Our recommendations include that the Acting Deputy Secretary for Single Family Housing require TXL to (1) buy down eight loans by $147,289 due to overinsurance; (2) indemnify HUD for seven loans with an estimated potential loss of $566,052; (3) support or repay the FHA insurance fund $900 for claims paid as of July 28, 2011, on one loan; (4) reimburse the FHA insurance fund $35,595 for actual losses on one loan; and (5) take other actions to ensure that its quality control plan and loan origination practices are in accordance with HUD requirements. We also recommend that TXL ensure that its loan correspondents stop charging buyers unearned underwriting fees, reimburse the appropriate buyers $135,126, and stop allowing its employees to originate loans through its loan correspondents. We also recommend that HUD refer TXL to the Mortgagee Review Board for administrative actions for failure to implement a quality control program in compliance with HUD requirements.
We further recommend that the Director of the Departmental Enforcement Center take appropriate administrative sanctions, including possible debarment or other remedies, against TXL for erroneously certifying that neither it nor its affiliates had identity-of-interest relationships with the sellers.

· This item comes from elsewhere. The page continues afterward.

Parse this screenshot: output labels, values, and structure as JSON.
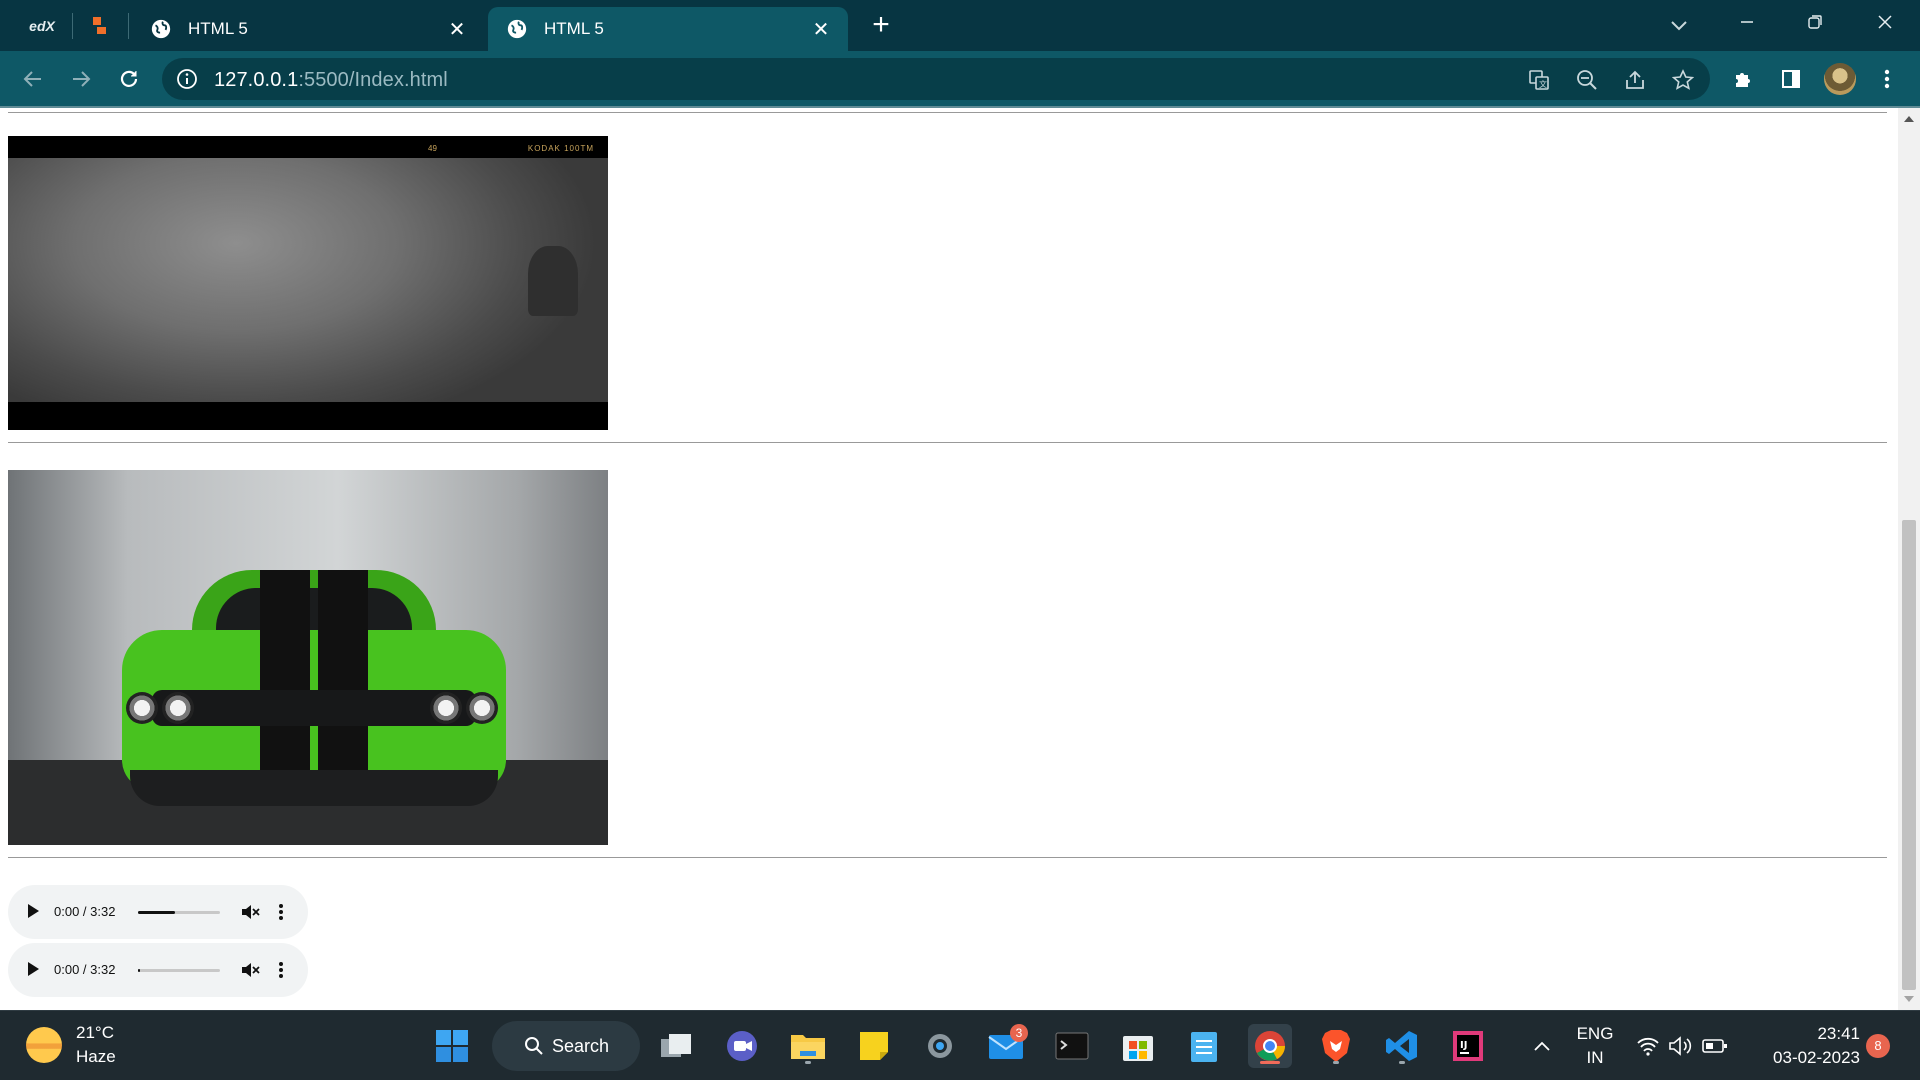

We also recommend that the Associate General Counsel for Program Enforcement pursue affirmative civil enforcement action of approximately $943,120 against TXL and/or its principals for incorrectly certifying to the integrity of the data or that due diligence was used during the underwriting of six loans that resulted in an actual loss of $35,595 on one loan and potential losses of $413,465 on five loans.